When people first set up a home network they sometimes wonder what all the IP addresses they see are. I will try to explain some of the more common ones you are likely to see.
Public IP address
Also known as your WAN IP or external IP address. Every computer or machine on the Internet must have a public IP address and its how other machines will recognise and be able to respond back to your PC. Go here to lookup your Public IP address.
Your public IP address will normally be assigned to you by your ISP and can either be static (stays the same) or dynamic (different each time you connect). - See Static IP -v- Dynamic IP
Private IP address
Also known as your LAN IP and is used by machines on a private network. Each machine on a Local Area Network will have its own private address which is used by other machines on that same network to communicate with each other.
| From ipconfig /all
|Physical Address. . . . . . . . . : 00-0C-76-A8-B4-46
Dhcp Enabled. . . . . . . . . . . : No
IP Address. . . . . . . . . . . . : 192.168.1.2
Subnet Mask . . . . . . . . . . . : 255.255.255.0
Default Gateway . . . . . . . . . : 192.168.1.1
DNS Servers . . . . . . . . . . . : 126.96.36.199
Also known as your MAC (Media Access Control) Address. Every network device such as a Network card or Wireless Access card will have a special address which uniquely identifies that particular piece of hardware. The MAC Address is given to the device by the manufacturer of the hardware. If a PC has 2 network adapters such as ethernet and wireless then each will have a separate address.

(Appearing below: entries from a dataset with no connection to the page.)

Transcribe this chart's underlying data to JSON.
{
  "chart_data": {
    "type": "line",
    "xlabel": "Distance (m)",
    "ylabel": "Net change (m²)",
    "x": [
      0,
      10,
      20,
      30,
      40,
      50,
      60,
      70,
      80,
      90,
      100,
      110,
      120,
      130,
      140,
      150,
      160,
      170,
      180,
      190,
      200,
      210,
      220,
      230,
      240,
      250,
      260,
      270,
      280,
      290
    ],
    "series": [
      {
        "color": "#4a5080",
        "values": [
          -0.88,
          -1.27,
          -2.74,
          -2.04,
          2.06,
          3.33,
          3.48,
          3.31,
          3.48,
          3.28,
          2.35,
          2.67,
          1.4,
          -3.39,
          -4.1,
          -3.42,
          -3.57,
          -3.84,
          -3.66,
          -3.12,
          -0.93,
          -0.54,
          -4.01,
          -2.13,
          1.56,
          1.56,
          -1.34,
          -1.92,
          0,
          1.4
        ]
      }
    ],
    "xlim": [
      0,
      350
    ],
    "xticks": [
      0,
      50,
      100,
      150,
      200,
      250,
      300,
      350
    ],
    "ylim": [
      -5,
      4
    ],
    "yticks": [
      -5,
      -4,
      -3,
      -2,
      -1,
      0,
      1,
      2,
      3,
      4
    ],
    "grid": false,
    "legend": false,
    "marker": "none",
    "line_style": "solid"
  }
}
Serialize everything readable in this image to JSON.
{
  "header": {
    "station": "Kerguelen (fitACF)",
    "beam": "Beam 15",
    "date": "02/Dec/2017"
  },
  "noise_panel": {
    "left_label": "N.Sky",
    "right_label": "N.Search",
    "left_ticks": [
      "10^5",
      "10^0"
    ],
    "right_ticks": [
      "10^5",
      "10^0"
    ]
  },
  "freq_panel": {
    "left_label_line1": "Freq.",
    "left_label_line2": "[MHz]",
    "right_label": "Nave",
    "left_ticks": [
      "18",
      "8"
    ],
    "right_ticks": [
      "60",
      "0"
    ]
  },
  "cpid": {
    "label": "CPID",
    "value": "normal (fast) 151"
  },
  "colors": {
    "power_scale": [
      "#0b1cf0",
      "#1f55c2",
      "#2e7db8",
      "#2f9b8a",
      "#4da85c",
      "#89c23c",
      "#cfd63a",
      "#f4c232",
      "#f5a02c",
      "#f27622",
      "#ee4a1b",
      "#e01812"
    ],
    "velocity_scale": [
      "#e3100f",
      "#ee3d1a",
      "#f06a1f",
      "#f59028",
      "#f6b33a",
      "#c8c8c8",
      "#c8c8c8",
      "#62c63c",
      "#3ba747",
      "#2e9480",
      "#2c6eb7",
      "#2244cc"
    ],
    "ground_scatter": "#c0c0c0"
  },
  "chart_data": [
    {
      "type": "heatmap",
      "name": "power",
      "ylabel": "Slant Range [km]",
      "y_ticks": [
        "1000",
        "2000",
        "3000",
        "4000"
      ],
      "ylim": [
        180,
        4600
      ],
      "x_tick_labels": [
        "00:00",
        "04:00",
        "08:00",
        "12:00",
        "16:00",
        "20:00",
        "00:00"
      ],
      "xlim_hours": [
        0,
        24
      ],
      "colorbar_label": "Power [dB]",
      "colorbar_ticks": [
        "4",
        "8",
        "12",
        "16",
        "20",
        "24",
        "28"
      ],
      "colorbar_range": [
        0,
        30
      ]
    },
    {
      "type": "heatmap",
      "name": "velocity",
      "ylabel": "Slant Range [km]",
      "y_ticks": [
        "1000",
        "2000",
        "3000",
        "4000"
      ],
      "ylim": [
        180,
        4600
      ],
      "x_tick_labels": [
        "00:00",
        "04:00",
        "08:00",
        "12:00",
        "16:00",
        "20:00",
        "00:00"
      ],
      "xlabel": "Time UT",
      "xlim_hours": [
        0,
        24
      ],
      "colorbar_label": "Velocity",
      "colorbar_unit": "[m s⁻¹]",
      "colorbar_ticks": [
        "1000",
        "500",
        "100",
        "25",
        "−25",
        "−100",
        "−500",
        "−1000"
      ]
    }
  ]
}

(Dynamic Host Configuration Protocol) The example above shows dhcp disabled, but many home routers will also act as a DHCP server and automatically dish out IP addresses to any PC or device that tries to connect to it. If DHCP is enabled then the router is responsible for "leasing" LAN IP addresses to Computers on the internal network. ipconfig /all will also list the IP address of the device which is responsible for giving the PC its LAN IP - eg
DHCP Server . . . . . . . . . . . : 192.168.1.1
IP Address (LAN)
The machines LAN IP address (see above).
IANA reserves special IP ranges that can be used for LAN IP addresses
10.0.0.0 - 10.255.255.255
172.16.0.0 - 172.31.255.255
192.168.0.0 - 192.168.255.255
Each LAN will have its own IP range. In our example it is 192.168.1.0 or 192.168.1.x
By using a subnet mask of 255.255.255.0 this allows us to divide our network into 255 IP addresses in the range 192.168.1.1 to 192.168.1.255
In reality its a bit more complicated, but I'm trying to break it down into the most simplest of terms to aid understanding.. and doesnt take into account such things as 255 is a special broadcast address. More info
The next hop on our journey out towards the Internet, therefore for a PC on a LAN, the default gateway is most likely to be the IP address of your router.
Domain Name System Servers are responsible for resolving IP addresses into a human readable format.
Its the job of DNS Servers to translate IP addresses into domain names such as 188.8.131.52 into google.co.uk. Without DNS our web-browsers such as Internet Explorer wouldn't be able to navigate to the correct website when you type in www.domain.com. ISPs usually have at least 2 DNS servers which will be assigned to you, although you are free to set any DNS servers you like in your network config. In the example above I have assigned which DNS servers the PC uses.
If DNS hasn't been set on a PC, then the local machine will pick up any DNS Servers automatically assigned to the router by your ISP. In cases such as this then ipconfig will show the router as being the DNS Server.
DNS Servers . . . . . . . . . . . : 192.168.1.1
From our Router pages
|WAN IP Address
|LAN IP Address
|Primary DNS Server
|Secondary DNS Server
WAN IP Address
Public IP address visible to the Internet - See above for more info.
Network Address Translation (NAT)
Using Network Address Translation (NAT) our router is very cleverly able to identify which PC requested data and forward it on to the correct LAN IP address. To the outside world our router is the device with the WAN IP address and if set up correctly, a NAT router wont forward any unsolicited data to any of the machines on the private side of the network.
Internet <-----> WAN IP ||Router|| LAN IP <-----> PC
The routers LAN IP address as it is visible to any machines on the private network.
The next hop for traffic out on to the Internet - in this particular case the gateway on your router will be your ISPs edge router.
See also above for explanation of DNS Servers.. but here we can see they are different from the ones assigned on my local machine. This is because the router has picked up the DNS routers assigned by my ISP. The DNS servers set on the local machine will over-ride the servers automatically assigned by the ISP. If DNS hasn't been specified on the local machine, then the PC will use the ones assigned to the router.